Sur la liberté d’expression et d’information :

  • Revoir le Code de valeurs et d’éthique pour le secteur public et les codes ou les directives similaires au niveau des ministères. Un engagement politique par les fonctionnaires publics devrait être permis, en autant qu’il soit cohérent avec la jurisprudence des cours, en respectant l’obligation de loyauté et la capacité de s’impliquer dans des activités politiques convenables à la position et à la visibilité publique du fonctionnaire public.
     
  • Réviser et moderniser le système d’accès à l’information en suivant les recommandations de la Commissaire Suzanne Legault, en accordant le pouvoir au Commissaire de forcer la divulgation de l’information et en mettant en place une réédition de comptes claire lors de l’échec des ministères du gouvernement à rendre public l’information dans un temps opportun.

Sur les organismes caritatifs et l’ARC :

« Travailler avec le ministre des Finances et la ministre du Revenu national afin d’élaborer un cadre législatif et réglementaire modernisé pour régir le secteur des organismes de bienfaisance et celui des organismes sans but lucratif » 

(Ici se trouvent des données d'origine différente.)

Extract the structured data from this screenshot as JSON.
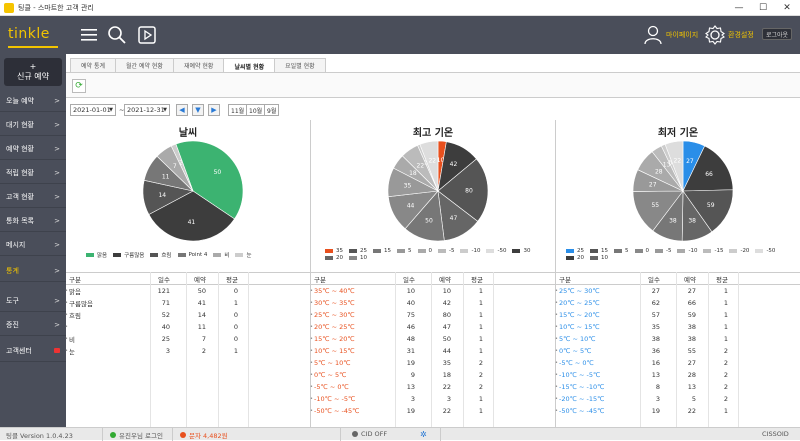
{
  "window": {
    "title": "팅클 - 스마트한 고객 관리",
    "minimize": "—",
    "maximize": "☐",
    "close": "✕"
  },
  "header": {
    "logo": "tinkle",
    "mypage": "마이페이지",
    "settings": "환경설정",
    "logout": "로그아웃"
  },
  "sidebar": {
    "new_reservation": "+\n신규 예약",
    "items": [
      {
        "label": "오늘 예약",
        "chevron": ">"
      },
      {
        "label": "대기 현황",
        "chevron": ">"
      },
      {
        "label": "예약 현황",
        "chevron": ">"
      },
      {
        "label": "적립 현황",
        "chevron": ">"
      },
      {
        "label": "고객 현황",
        "chevron": ">"
      },
      {
        "label": "통화 목록",
        "chevron": ">"
      },
      {
        "label": "메시지",
        "chevron": ">"
      },
      {
        "label": "통계",
        "chevron": ">"
      },
      {
        "label": "도구",
        "chevron": ">"
      },
      {
        "label": "증진",
        "chevron": ">"
      },
      {
        "label": "고객센터",
        "chevron": ""
      }
    ]
  },
  "tabs": [
    "예약 통계",
    "월간 예약 현황",
    "재예약 현황",
    "날씨별 현황",
    "요일별 현황"
  ],
  "active_tab": 3,
  "filters": {
    "start_date": "2021-01-01",
    "tilde": "~",
    "end_date": "2021-12-31",
    "months": [
      "11월",
      "10월",
      "9월"
    ]
  },
  "colors": {
    "header": "#4a4e5a",
    "accent": "#f2c400",
    "green": "#3cb371",
    "orange": "#e8501e",
    "blue": "#2a8ee8"
  },
  "status": {
    "version": "팅클 Version 1.0.4.23",
    "user": "유진우님 로그인",
    "sms": "문자 4,482원",
    "cid": "CID OFF",
    "right": "CISSOID"
  },
  "panels": [
    {
      "title": "날씨",
      "columns": [
        "구분",
        "일수",
        "예약",
        "평균"
      ],
      "rows": [
        [
          "맑음",
          "121",
          "50",
          "0"
        ],
        [
          "구름많음",
          "71",
          "41",
          "1"
        ],
        [
          "흐림",
          "52",
          "14",
          "0"
        ],
        [
          "",
          "40",
          "11",
          "0"
        ],
        [
          "비",
          "25",
          "7",
          "0"
        ],
        [
          "눈",
          "3",
          "2",
          "1"
        ]
      ]
    },
    {
      "title": "최고 기온",
      "columns": [
        "구분",
        "일수",
        "예약",
        "평균"
      ],
      "rows": [
        [
          "35℃ ~ 40℃",
          "10",
          "10",
          "1"
        ],
        [
          "30℃ ~ 35℃",
          "40",
          "42",
          "1"
        ],
        [
          "25℃ ~ 30℃",
          "75",
          "80",
          "1"
        ],
        [
          "20℃ ~ 25℃",
          "46",
          "47",
          "1"
        ],
        [
          "15℃ ~ 20℃",
          "48",
          "50",
          "1"
        ],
        [
          "10℃ ~ 15℃",
          "31",
          "44",
          "1"
        ],
        [
          "5℃ ~ 10℃",
          "19",
          "35",
          "2"
        ],
        [
          "0℃ ~ 5℃",
          "9",
          "18",
          "2"
        ],
        [
          "-5℃ ~ 0℃",
          "13",
          "22",
          "2"
        ],
        [
          "-10℃ ~ -5℃",
          "3",
          "3",
          "1"
        ],
        [
          "-50℃ ~ -45℃",
          "19",
          "22",
          "1"
        ]
      ]
    },
    {
      "title": "최저 기온",
      "columns": [
        "구분",
        "일수",
        "예약",
        "평균"
      ],
      "rows": [
        [
          "25℃ ~ 30℃",
          "27",
          "27",
          "1"
        ],
        [
          "20℃ ~ 25℃",
          "62",
          "66",
          "1"
        ],
        [
          "15℃ ~ 20℃",
          "57",
          "59",
          "1"
        ],
        [
          "10℃ ~ 15℃",
          "35",
          "38",
          "1"
        ],
        [
          "5℃ ~ 10℃",
          "38",
          "38",
          "1"
        ],
        [
          "0℃ ~ 5℃",
          "36",
          "55",
          "2"
        ],
        [
          "-5℃ ~ 0℃",
          "16",
          "27",
          "2"
        ],
        [
          "-10℃ ~ -5℃",
          "13",
          "28",
          "2"
        ],
        [
          "-15℃ ~ -10℃",
          "8",
          "13",
          "2"
        ],
        [
          "-20℃ ~ -15℃",
          "3",
          "5",
          "2"
        ],
        [
          "-50℃ ~ -45℃",
          "19",
          "22",
          "1"
        ]
      ]
    }
  ],
  "chart_data": [
    {
      "type": "pie",
      "title": "날씨",
      "slices": [
        {
          "label": "맑음",
          "value": 50,
          "color": "#3cb371"
        },
        {
          "label": "구름많음",
          "value": 41,
          "color": "#3d3d3d"
        },
        {
          "label": "흐림",
          "value": 14,
          "color": "#555555"
        },
        {
          "label": "Point 4",
          "value": 11,
          "color": "#777777"
        },
        {
          "label": "비",
          "value": 7,
          "color": "#aaaaaa"
        },
        {
          "label": "눈",
          "value": 2,
          "color": "#cccccc"
        }
      ],
      "legend": [
        "맑음",
        "구름많음",
        "흐림",
        "Point 4",
        "비",
        "눈"
      ]
    },
    {
      "type": "pie",
      "title": "최고 기온",
      "slices": [
        {
          "label": "35",
          "value": 10,
          "color": "#e8501e"
        },
        {
          "label": "30",
          "value": 42,
          "color": "#3d3d3d"
        },
        {
          "label": "25",
          "value": 80,
          "color": "#555555"
        },
        {
          "label": "20",
          "value": 47,
          "color": "#666666"
        },
        {
          "label": "15",
          "value": 50,
          "color": "#777777"
        },
        {
          "label": "10",
          "value": 44,
          "color": "#888888"
        },
        {
          "label": "5",
          "value": 35,
          "color": "#999999"
        },
        {
          "label": "0",
          "value": 18,
          "color": "#aaaaaa"
        },
        {
          "label": "-5",
          "value": 22,
          "color": "#bbbbbb"
        },
        {
          "label": "-10",
          "value": 3,
          "color": "#cccccc"
        },
        {
          "label": "-50",
          "value": 22,
          "color": "#dddddd"
        }
      ],
      "legend": [
        "35",
        "25",
        "15",
        "5",
        "0",
        "-5",
        "-10",
        "-50",
        "30",
        "20",
        "10"
      ]
    },
    {
      "type": "pie",
      "title": "최저 기온",
      "slices": [
        {
          "label": "25",
          "value": 27,
          "color": "#2a8ee8"
        },
        {
          "label": "20",
          "value": 66,
          "color": "#3d3d3d"
        },
        {
          "label": "15",
          "value": 59,
          "color": "#555555"
        },
        {
          "label": "10",
          "value": 38,
          "color": "#666666"
        },
        {
          "label": "5",
          "value": 38,
          "color": "#777777"
        },
        {
          "label": "0",
          "value": 55,
          "color": "#888888"
        },
        {
          "label": "-5",
          "value": 27,
          "color": "#999999"
        },
        {
          "label": "-10",
          "value": 28,
          "color": "#aaaaaa"
        },
        {
          "label": "-15",
          "value": 13,
          "color": "#bbbbbb"
        },
        {
          "label": "-20",
          "value": 5,
          "color": "#cccccc"
        },
        {
          "label": "-50",
          "value": 22,
          "color": "#dddddd"
        }
      ],
      "legend": [
        "25",
        "15",
        "5",
        "0",
        "-5",
        "-10",
        "-15",
        "-20",
        "-50",
        "20",
        "10"
      ]
    }
  ]
}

  • Annuler le nouveau programme de 13.4 millions de dollars qui vise les organisations de bienfaisance canadiennes progressistes par des audiences des activités politiques et réorienter ces fonds pour assurer que l’Agence du revenu du Canada ait le budget et le personnel pour enquêter sur l’évasion fiscale des individus et des entreprises.
     
  • Amender les directives de l’Agence du revenu du Canada pour permettre le plaidoyer tant que celui-ci cadre avec la mission et le mandat de l’organisation et enlever les limites punitives et arbitraires de 10% et 20% sur les « activités politiques » en maintenant une interdiction totale sur l’activité partisane.
     
  • Analyser les résultats dans d’autres juridictions comme le Royaume-Uni où un organe indépendant nommé la Commission des charités détermine maintenant le statut charitable;
     
  • Étendre la liste des objectifs charitables en modernisant la liste de catégories afin qu’elle reflète les valeurs et les priorités canadiennes au-delà de la liste actuelle qui est restée essentiellement non changée depuis le XVIIe siècle.  
     
  • Travailler avec le secteur à but non lucratif pour établir un environnement favorable en créant des relations respectueuses entre le gouvernement canadien et le secteur à but non lucratif, en développant des directives claires pour le financement et les partenariats et en améliorant l’environnement réglementaire. Des mesures éventuelles incluent :
    • Établir de nouveau le financement pour les organisations travaillant sur les femmes, les organisations autochtones, les groupes de services aux migrants, de même que la protection de l’environnement, la coopération internationale et les groupes de droits humains.
       
    • Octroyer à la Condition féminine Canada les ressources pour soutenir l’égalité entre les sexes et établir de nouveau la position internationale du Canada en tant que leader mondial sur l’égalité des sexes.
       
    • Assurer que, lorsque des groupes entrent dans des ententes de financement avec le gouvernement du Canada, que le gouvernement ait une responsabilité d’équité envers de tels groupes dans des transactions contractuelles.
       
  • Augmenter le crédit d’impôt pour les donations aux organismes charitables au même niveau que les donations politiques. Les individus s’impliquent de différentes manières dans la société canadienne et le secteur à but non lucratif est une avenue clé pour un engagement politique, public et personnel. Le crédit d’impôt actuel ne reflète pas adéquatement le rôle du secteur charitable aussi critique à notre infrastructure sociale et à notre santé communautaire.

Sur la liberté d’association :

  • Révoquer la Loi C-377, une Loi pour modifiant la Loi de l’impôt sur le revenu, afin d’éliminer l’exigence pour les organisations de travail à rendre public et détailler toutes les dépenses de plus de 5 000 $, une exigence qui n’est pas faite pour les organisations du secteur privé.